Anti-fracking coalition pickets outside of the office of Senator Joan Carter Conway on Monday. Senator Conway is the chair of the Education, Health and Environmental Affairs Committee in the Senate. (The Daily Record/ Maximilian Franz).

Anti-fracking coalition pickets outside of the office of Senator Joan Carter Conway earlier this year. Conway is the chair of the Education, Health and Environmental Affairs Committee in the Senate. (File Photo/Maximilian Franz).

The debate over a ban on fracking in Maryland moves to the 2017 General Assembly session even as a legislative committee debates delaying proposed regulations for the controversial gas extraction process.

Members of the joint Administrative, Executive and Legislative Review Committee are faced with whether to accept proposed regulations that would govern the industry as early as October. The panel cannot, however, ban the activity — something environmental advocates and other fracking opponents say is the safer option.

“No regulation scheme can make this safe,” said Sen. Robert A. “Bobby” Zirkin, D-Baltimore County. “It hasn’t been done.”

Zirkin, who is also chairman of the Senate Judicial Proceedings Committee, is expected to sponsor legislation to ban fracking in the state because of concerns about public health.

“The forum for this is the General Assembly and we will take action,” Zirkin said.

In the meantime, state officials are moving forward with proposed regulations.

In testimony Tuesday, Maryland Department of the Environment Secretary Ben Grumbles told lawmakers the proposed regulations are improved over recommendations made by a panel convened under former Gov. Martin O’Malley and would allow the process under strict regulations and monitoring.

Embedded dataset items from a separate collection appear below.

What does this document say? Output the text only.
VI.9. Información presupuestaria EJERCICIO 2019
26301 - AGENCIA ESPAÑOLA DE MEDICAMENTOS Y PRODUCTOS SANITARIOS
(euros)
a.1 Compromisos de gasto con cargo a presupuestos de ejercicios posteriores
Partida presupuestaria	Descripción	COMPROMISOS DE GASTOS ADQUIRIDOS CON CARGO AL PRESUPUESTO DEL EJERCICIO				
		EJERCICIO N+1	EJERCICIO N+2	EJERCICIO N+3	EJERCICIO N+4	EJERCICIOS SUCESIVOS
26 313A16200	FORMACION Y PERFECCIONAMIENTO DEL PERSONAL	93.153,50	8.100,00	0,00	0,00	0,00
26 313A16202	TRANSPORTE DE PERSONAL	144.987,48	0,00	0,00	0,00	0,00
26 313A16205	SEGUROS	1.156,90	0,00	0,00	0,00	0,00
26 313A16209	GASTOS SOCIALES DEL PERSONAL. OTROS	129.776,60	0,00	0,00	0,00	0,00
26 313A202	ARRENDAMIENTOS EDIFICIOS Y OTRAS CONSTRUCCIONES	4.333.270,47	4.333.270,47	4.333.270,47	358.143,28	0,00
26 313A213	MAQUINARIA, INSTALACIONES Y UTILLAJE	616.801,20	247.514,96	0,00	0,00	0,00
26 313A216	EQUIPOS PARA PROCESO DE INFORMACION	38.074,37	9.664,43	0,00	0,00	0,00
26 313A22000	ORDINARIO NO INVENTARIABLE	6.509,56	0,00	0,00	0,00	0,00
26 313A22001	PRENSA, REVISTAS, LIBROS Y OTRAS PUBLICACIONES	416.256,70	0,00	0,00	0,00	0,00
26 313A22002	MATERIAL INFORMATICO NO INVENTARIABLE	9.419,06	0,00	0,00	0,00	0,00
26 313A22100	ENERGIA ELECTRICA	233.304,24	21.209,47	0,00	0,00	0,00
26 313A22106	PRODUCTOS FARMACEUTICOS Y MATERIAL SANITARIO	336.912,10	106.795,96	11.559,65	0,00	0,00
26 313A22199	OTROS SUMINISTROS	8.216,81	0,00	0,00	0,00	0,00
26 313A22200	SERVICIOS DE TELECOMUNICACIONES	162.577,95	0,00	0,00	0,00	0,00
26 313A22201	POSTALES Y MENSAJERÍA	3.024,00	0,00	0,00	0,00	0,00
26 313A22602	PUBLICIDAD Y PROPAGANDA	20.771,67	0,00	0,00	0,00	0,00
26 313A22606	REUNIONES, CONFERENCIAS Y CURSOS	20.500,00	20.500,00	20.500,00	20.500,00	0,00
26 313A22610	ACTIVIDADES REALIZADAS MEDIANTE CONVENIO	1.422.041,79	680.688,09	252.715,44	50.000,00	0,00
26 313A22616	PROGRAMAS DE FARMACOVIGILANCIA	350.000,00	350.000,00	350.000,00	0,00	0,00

“These regulations are beyond the gold standard,” Grumbles told the committee. “They’re the platinum package.”

The secretary went on to call the regulations “the most comprehensive and protective regulations throughout the country.”

Included in the proposal are requirements for companies to monitor water quality for a year before beginning drilling; a comprehensive development plan for projects; prohibitions from drilling around watersheds including Deep Creek Lake; prohibitions on disposing of wastewater through underground injection; limiting companies to drilling one well at a time; and fines for companies that fail to comply.

Heather Mizeur, a former state delegate from Montgomery County and a member of the commission that studied fracking, said she came to the issue with an open mind but now strongly opposes the drilling practice because of its environmental effects. The proposed regulations would make no difference, she said.

“I wasn’t going to start from a place of saying no, but that’s where I am now,” Mizeur said. “We spent so much time looking at this. It became abundantly clear to me that this whole notion of managed risk — that we could put regulations in place to make sure we could keep the worst stuff from happening — it’s all an illusion.”

Lawmakers on the committee Tuesday acknowledged they had few immediate options.

“If this committee doesn’t take action, we can put the regulations on hold as of Dec. 29,” said Del. Sandy Rosenberg, D-Baltimore City and co-chair of the committee. “If we don’t take action on these regulations by Dec. 29 they would be in effect unless legislation is signed into law or a veto overriden during the 90-day session.”

A legislative hold would prevent the Department of the Environment from making the regulations official until mid-February. They would take effect Oct. 1 when the current moratorium ends, barring any action by the General Assembly in the coming session.

Without legislative action, a moratorium on the process passed in 2015 will expire in October. That same bill required the governor to develop regulations that could govern fracking in the state.

A number of lawmakers have already vowed introduce legislation to ban fracking. Others proposals could extend the moratorium and impose additional, more intensive public health studies.

Some opponents said they worried about what would happen if there were no regulations and the legislature failed to pass a moratorium or ban.

“Though we will have many chances to deal with this issue in the coming session, there is no guarantee any of them will pass. So, there is a real risk that we will go into session and we will not come out with a ban, we will not come out with an extension of a moratorium,” said Del. Kirill Reznik, D-Montgomery County. “That’s not something I want to see, but it is a reality. So, if we fail to approve regulations as a state moving forward, as flawed as they may be, where are we at the end of session if we don’t pass a ban?”